Hélas ! que ne donnerais-je point pour être admis dans la maison !

FANCHON.

C’est votre affaire : et, afin que vous puissiez y réussir, je vais vous faire connaître le génie des gens que vous avez à ménager.

LE CHEVALIER.

De tout mon cœur. Pourvu que vous commenciez par vous.

FANCHON.

Cela ne serait pas juste : je sais trop ce que je dois à mes parents. Premièrement, mon père est un vieux président riche et bonhomme, fou de l’astrologie, où il n’entend rien. Ma mère est la meilleure femme du monde, folle de la médecine, où elle entend tout aussi peu : elle passe sa vie à faire et à tuer des malades. Ma sœur aînée est une grande créature, bien faite, folle de son mari, qui ne l’est point du tout d’elle.
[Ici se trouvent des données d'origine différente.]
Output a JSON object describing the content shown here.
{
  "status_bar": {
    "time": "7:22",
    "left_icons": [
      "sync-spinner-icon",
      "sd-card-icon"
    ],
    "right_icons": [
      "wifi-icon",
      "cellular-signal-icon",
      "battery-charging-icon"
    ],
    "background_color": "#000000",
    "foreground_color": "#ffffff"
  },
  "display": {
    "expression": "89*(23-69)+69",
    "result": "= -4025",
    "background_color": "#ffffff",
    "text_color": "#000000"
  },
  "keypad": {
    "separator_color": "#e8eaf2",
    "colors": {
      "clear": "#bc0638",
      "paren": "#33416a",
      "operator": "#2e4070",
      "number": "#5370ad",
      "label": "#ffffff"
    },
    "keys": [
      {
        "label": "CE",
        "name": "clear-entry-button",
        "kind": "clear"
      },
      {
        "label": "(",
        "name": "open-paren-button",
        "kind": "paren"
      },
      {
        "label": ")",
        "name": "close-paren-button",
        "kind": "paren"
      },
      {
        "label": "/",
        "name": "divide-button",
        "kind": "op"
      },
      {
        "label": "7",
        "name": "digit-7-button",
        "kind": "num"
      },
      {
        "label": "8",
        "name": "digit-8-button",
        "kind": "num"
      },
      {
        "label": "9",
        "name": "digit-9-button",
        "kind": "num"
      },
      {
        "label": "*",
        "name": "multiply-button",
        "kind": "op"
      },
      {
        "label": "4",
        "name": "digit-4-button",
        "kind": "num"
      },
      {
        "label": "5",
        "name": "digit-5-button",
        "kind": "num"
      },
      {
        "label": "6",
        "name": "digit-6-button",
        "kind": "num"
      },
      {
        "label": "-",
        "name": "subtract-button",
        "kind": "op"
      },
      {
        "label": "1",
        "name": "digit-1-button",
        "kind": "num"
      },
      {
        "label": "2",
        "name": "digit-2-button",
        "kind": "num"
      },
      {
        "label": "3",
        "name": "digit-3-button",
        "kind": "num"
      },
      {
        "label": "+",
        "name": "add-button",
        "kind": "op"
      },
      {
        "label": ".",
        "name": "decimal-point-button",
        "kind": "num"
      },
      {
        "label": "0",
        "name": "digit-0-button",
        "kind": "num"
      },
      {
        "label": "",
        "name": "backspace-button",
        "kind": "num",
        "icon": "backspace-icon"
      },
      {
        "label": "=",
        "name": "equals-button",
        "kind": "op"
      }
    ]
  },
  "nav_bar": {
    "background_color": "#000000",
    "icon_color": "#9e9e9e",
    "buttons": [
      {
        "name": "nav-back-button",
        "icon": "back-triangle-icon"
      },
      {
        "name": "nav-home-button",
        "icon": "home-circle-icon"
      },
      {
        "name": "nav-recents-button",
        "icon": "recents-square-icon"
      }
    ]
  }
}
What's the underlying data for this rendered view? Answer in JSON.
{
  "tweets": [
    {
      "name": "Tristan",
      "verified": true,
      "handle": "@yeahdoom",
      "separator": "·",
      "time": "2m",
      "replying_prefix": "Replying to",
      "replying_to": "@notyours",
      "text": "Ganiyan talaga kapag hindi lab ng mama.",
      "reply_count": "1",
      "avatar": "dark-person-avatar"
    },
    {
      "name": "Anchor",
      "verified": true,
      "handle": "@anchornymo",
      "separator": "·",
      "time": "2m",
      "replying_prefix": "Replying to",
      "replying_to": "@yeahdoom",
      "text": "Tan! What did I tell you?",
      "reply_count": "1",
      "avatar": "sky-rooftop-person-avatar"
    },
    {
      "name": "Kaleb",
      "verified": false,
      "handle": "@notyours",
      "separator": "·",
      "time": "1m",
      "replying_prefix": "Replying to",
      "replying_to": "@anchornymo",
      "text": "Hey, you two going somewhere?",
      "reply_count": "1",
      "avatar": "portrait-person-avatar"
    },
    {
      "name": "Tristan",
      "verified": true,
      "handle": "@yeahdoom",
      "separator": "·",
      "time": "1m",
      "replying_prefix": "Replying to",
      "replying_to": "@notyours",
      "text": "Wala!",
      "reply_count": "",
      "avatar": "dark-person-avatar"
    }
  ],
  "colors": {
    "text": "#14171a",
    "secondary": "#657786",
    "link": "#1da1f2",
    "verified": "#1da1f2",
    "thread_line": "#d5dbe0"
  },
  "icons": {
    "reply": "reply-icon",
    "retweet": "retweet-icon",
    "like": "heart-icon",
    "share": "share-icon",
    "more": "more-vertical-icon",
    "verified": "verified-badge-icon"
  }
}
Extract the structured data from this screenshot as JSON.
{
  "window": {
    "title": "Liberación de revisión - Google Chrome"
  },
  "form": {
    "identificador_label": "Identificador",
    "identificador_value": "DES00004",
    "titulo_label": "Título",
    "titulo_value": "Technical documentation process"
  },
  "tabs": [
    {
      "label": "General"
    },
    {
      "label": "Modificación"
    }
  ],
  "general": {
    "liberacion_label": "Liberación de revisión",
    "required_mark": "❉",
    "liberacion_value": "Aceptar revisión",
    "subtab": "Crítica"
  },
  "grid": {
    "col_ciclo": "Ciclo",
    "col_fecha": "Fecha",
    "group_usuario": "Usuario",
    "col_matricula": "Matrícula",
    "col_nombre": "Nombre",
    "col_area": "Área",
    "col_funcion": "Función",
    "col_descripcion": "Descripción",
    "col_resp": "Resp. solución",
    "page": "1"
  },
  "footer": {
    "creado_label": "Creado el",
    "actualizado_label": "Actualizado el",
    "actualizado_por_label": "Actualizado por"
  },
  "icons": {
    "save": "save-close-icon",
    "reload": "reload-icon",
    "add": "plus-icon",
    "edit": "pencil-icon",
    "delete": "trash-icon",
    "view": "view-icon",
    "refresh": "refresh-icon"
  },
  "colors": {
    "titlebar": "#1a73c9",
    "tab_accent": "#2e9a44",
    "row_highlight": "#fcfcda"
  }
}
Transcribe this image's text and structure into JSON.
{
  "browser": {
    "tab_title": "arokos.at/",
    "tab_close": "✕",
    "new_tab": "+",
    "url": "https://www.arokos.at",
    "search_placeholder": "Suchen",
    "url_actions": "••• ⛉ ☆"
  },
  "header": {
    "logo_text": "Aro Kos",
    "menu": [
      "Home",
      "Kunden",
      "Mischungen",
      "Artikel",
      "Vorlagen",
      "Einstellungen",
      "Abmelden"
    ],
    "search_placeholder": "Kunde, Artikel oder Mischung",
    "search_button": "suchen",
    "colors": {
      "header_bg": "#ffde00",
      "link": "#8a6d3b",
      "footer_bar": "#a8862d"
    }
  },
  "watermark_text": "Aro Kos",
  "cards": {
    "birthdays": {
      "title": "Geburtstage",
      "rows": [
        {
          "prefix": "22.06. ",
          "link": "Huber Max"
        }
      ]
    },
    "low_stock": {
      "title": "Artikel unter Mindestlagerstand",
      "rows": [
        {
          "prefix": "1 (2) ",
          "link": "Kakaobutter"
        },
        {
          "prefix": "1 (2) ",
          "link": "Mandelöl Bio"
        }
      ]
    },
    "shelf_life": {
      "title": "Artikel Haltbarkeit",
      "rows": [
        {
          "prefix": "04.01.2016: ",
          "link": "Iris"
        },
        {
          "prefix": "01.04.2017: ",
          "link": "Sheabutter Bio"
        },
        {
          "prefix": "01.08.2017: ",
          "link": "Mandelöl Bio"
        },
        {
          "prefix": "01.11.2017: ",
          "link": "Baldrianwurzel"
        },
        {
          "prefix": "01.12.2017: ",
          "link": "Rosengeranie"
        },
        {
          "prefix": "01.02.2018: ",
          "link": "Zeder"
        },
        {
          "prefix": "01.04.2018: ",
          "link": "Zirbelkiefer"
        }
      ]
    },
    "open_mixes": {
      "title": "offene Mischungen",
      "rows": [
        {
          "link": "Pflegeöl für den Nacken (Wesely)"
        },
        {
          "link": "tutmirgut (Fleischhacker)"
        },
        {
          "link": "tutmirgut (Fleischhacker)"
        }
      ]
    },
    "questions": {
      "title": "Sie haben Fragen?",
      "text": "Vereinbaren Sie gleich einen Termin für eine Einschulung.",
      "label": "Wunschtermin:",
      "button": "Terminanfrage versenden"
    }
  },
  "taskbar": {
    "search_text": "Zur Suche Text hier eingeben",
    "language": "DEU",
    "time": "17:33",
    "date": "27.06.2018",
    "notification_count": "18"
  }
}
Son mari, mon beau-frère, est un soi-disant grand seigneur, fort vain, très-fat, et rempli de chimères. Et moi, je deviendrais peut-être encore plus folle que tout cela si vous m’aimiez aussi sincèrement que vous venez de me l’assurer.

LE CHEVALIER.

Ah ! madame ! que vous me donnez d’envie de figurer dans votre famille ! mais…

FANCHON.

Mais, il serait bon que vous me parlassiez un peu de la vôtre ; car je ne connais encore de vous que vos lettres.

LE CHEVALIER.

Vous m’embarrassez fort : il me serait impossible de donner du ridicule à mes parents.

FANCHON.

Comment ! impossible ! vous n’avez donc ni père ni mère ?

LE CHEVALIER.

Justement.

FANCHON.

Ne peut-on pas savoir au moins de quelle profession vous êtes ?

LE CHEVALIER.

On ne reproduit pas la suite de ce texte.